Setelah melewati simpangan itu aku melaju mendekati lampu merah. Dan ketika lampu berwarna hijau, sepeda motor yang berbaris segera melaju ke arah tujuan masing-masing. Ketika  itulah aku lihat dua orang wanita berseragam putih dan berkerudung hijau, tampaknya murid-murid sebuah sekolah perawat, menyenggol sepeda motor butut yang dikemudikan oleh seorang bapak tua. Kulihat pengendara wanita itu memotong jalur ke arah kanan dari posisi sebelumnya yaitu di sisi kiri tanpa mengindahkan pengendara di sekitarnya. Saat melaju itulah, senggolan dengan si bapak tua tak terhindarkan. Si bapak tua terbanting dengan sepeda motornya dan kulihat beberapa bagian dari sepeda motornya hancur berkeping diiringi suara keras. Menyadari telah menyebabkan kerugian terhadap pengendara lain, si wanita tukang potong jalur ini tetap melaju kencang meninggalkan lokasi kejadian. Polisi? Jalan itu memang persimpangan utama, tetapi hanya ada dua tiga orang polisi sedang sibuk ber-sms meski akirnya datang menolong. Koleksi kejadian yang aku lihat pun bertambah.

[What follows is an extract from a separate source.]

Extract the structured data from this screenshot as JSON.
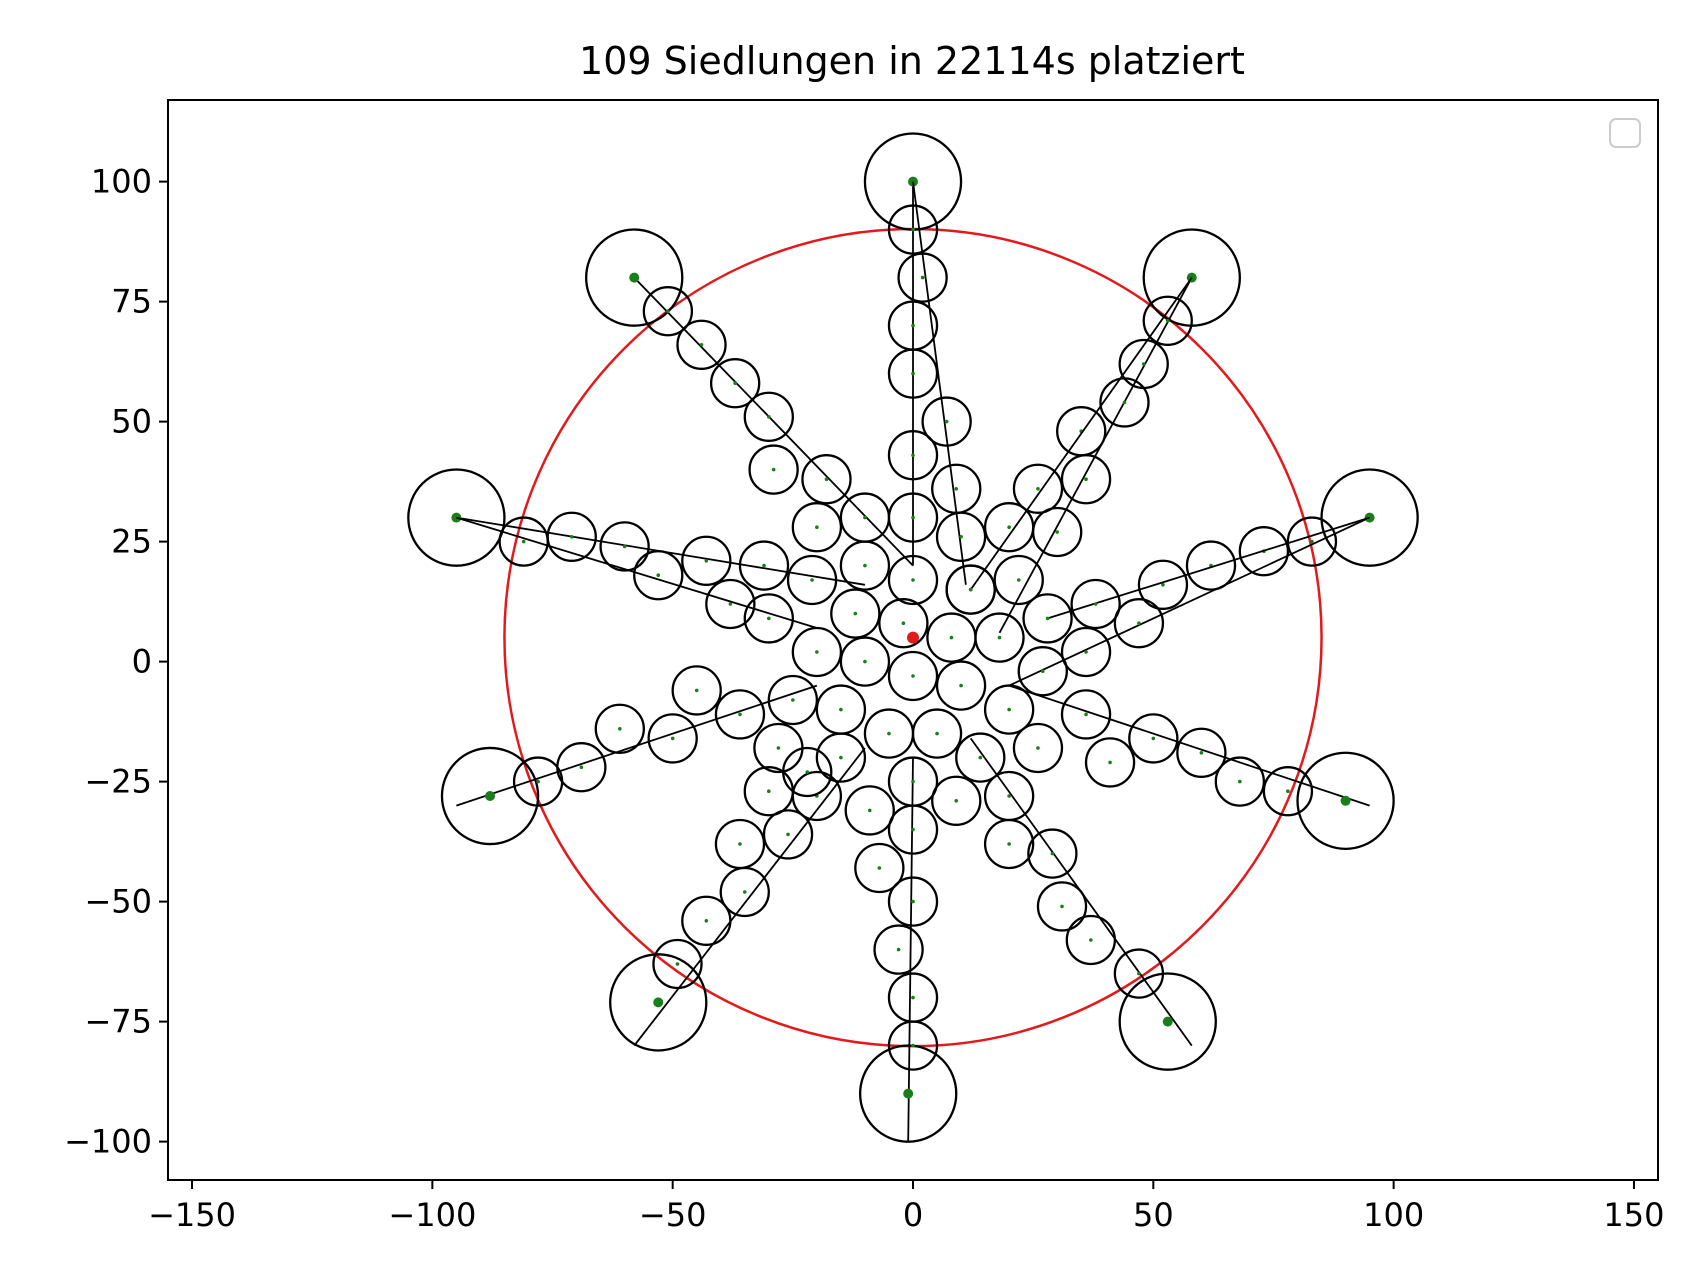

Siang tadi, seperti biasa aku membeli koran harianku di Peunayong. Area ini dikategorikan sebagai kawasan pusat bisnis lama. Terdapat banyak rumah toko yang menyediakan berbagai barang dan jasa. Langgananku, biasa kusebut tukor (singkatan dari tukang koran), terletak di ujung pasar buah diapit barisan penjual buah dan bengkel sepeda motor. Tepat diseberang sebuah sekolah menengah pertama. Area ini memang sangat kacau, para pengendara, entah mobil atau motor, tidak menghiraukan rambu-rambu lalu lintas yang terpasang dan sering kali parkir seenak perutnya sendiri.

Saat aku membayar koranku, aku naik ke mobil Keka. Berjalan perlahan ke arah utara untuk keluar dari keruwetan ini. Tetapi tidak jauh di depan, sebuah mobil berwarna hitam tampak teronggok di tengah badan jalan. Di sisi kiri kanan jalan memang tidak memungkinkan untuk parkir lagi. Semua sisi terisi oleh mobil yang parkir gaya ‘bibir nempel’. Tak peduli kalau bokong mobil menyembul hingga ke tengah jalan. Sebenarnya  ada sebuah mobil niaga bergerak perlahan didepanku tampak kesusahan untuk menelisip diantara dua bokong mobil. Pengemudi mobil itu tampak sabar. Tetapi tidak denganku. Aku pencet klakson mobil Keka, paling tidak untuk memberitahukan ke pemilik mobil yang parkir sembarangan itu bahwa dia tidak bisa meletakkan mobil begitu saja. Bahwa itu bukan jalan milik nenek moyangnya dan masih ada pengendara lain yang berhak untuk memanfaatkan badan jalan. Bahwa parkir adalah menempatkan kendaraan disisi jalan untuk beberapa saat dalam sebuah rangkaian yang teratur. Ya, di sisi jalan, bukan di tengah jalan.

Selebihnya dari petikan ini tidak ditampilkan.